In the western world today, they have invested in perfecting expensive methods of curtailing outbreaks and treating diseases. To Africa’s shame, our leaders have been hopeless; hopelessly embezzling all the capital that African states should have used to advance its health-care system; and while they have spent time dancing and swallowing billions of dollars for the state, diseases, crime, terror and other crises have not waited but have advanced as much as modern innovation has permitted. While African leaders today do elaborate opening ceremonies when they build ordinary roads and establish train networks, the world has advanced in leaps and bounds in disease management and also in type of deadly germs.

Ebola has plagued Africa for 4 decades. Africa has no hope of dealing with it and waits for the west to look into our problem for us. Our leaders invest nothing into directing the proper healthcare preventive measures which are cheap to establish or in investing in and sponsoring appropriate research into more complex levels of disease management.
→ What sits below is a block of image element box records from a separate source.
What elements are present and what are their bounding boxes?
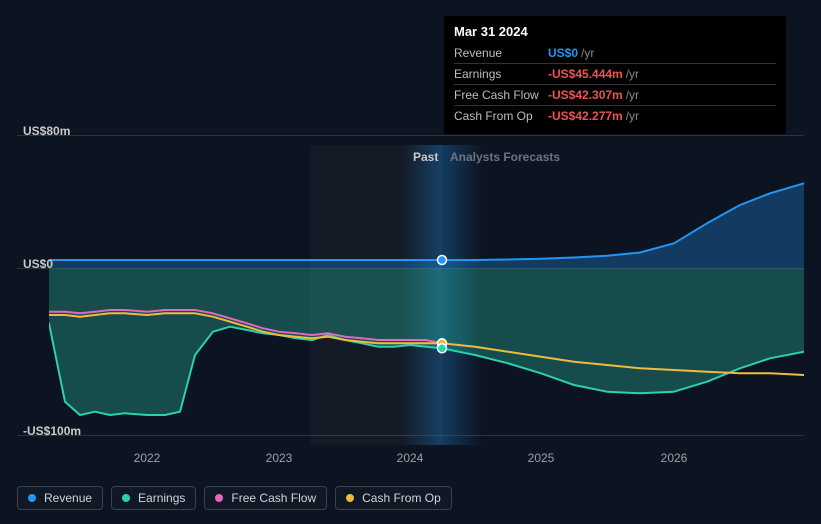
tooltip-row-revenue: Revenue US$0/yr xyxy=(454,43,776,64)
tooltip-row-cfo: Cash From Op -US$42.277m/yr xyxy=(454,106,776,127)
tooltip-unit: /yr xyxy=(623,109,639,123)
tooltip-label: Free Cash Flow xyxy=(454,85,548,106)
legend-item-revenue[interactable]: Revenue xyxy=(17,486,103,510)
chart-legend: Revenue Earnings Free Cash Flow Cash Fro… xyxy=(17,486,452,510)
region-label-past: Past xyxy=(413,150,438,164)
legend-item-fcf[interactable]: Free Cash Flow xyxy=(204,486,327,510)
tooltip-label: Revenue xyxy=(454,43,548,64)
x-label-2025: 2025 xyxy=(528,451,555,465)
legend-label: Free Cash Flow xyxy=(231,491,316,505)
y-label-n100: -US$100m xyxy=(23,424,81,438)
marker-revenue xyxy=(438,256,447,265)
legend-item-earnings[interactable]: Earnings xyxy=(111,486,196,510)
tooltip-row-fcf: Free Cash Flow -US$42.307m/yr xyxy=(454,85,776,106)
legend-label: Cash From Op xyxy=(362,491,441,505)
tooltip-value: -US$42.277m xyxy=(548,109,623,123)
region-label-future: Analysts Forecasts xyxy=(450,150,560,164)
marker-earnings xyxy=(438,344,447,353)
legend-swatch xyxy=(346,494,354,502)
tooltip-unit: /yr xyxy=(578,46,594,60)
y-label-0: US$0 xyxy=(23,257,53,271)
tooltip-table: Revenue US$0/yr Earnings -US$45.444m/yr … xyxy=(454,43,776,126)
x-label-2023: 2023 xyxy=(266,451,293,465)
legend-swatch xyxy=(122,494,130,502)
tooltip-value: -US$45.444m xyxy=(548,67,623,81)
tooltip-label: Cash From Op xyxy=(454,106,548,127)
legend-label: Earnings xyxy=(138,491,185,505)
x-label-2022: 2022 xyxy=(134,451,161,465)
tooltip-row-earnings: Earnings -US$45.444m/yr xyxy=(454,64,776,85)
financials-chart: US$80m US$0 -US$100m Past Analysts Forec… xyxy=(0,0,821,524)
tooltip-value: -US$42.307m xyxy=(548,88,623,102)
legend-label: Revenue xyxy=(44,491,92,505)
y-label-80: US$80m xyxy=(23,124,70,138)
legend-swatch xyxy=(28,494,36,502)
chart-tooltip: Mar 31 2024 Revenue US$0/yr Earnings -US… xyxy=(444,16,786,134)
tooltip-unit: /yr xyxy=(623,67,639,81)
tooltip-unit: /yr xyxy=(623,88,639,102)
tooltip-value: US$0 xyxy=(548,46,578,60)
legend-item-cfo[interactable]: Cash From Op xyxy=(335,486,452,510)
tooltip-title: Mar 31 2024 xyxy=(454,24,776,39)
x-label-2024: 2024 xyxy=(397,451,424,465)
tooltip-label: Earnings xyxy=(454,64,548,85)
legend-swatch xyxy=(215,494,223,502)
x-label-2026: 2026 xyxy=(661,451,688,465)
We embrace the cultural dangers and advanced risk habits from Europe, but are denied the associated health and social wealth checks they have. African leaders and government cabal ‘business’ tycoons have the most private jets in the world, but the people have the least health-care expenditure per capita, per person – less than $100/year/person in Africa compared to more than $8000 in the US.

We call to Europe to help. We run to France, to America to set up regional collaborations among us to tackle terror; we run to them to decide how we must manage Ebola.

It is to our shame in Africa; and it’s not just our leaders whose heads should be in the ground, but us all.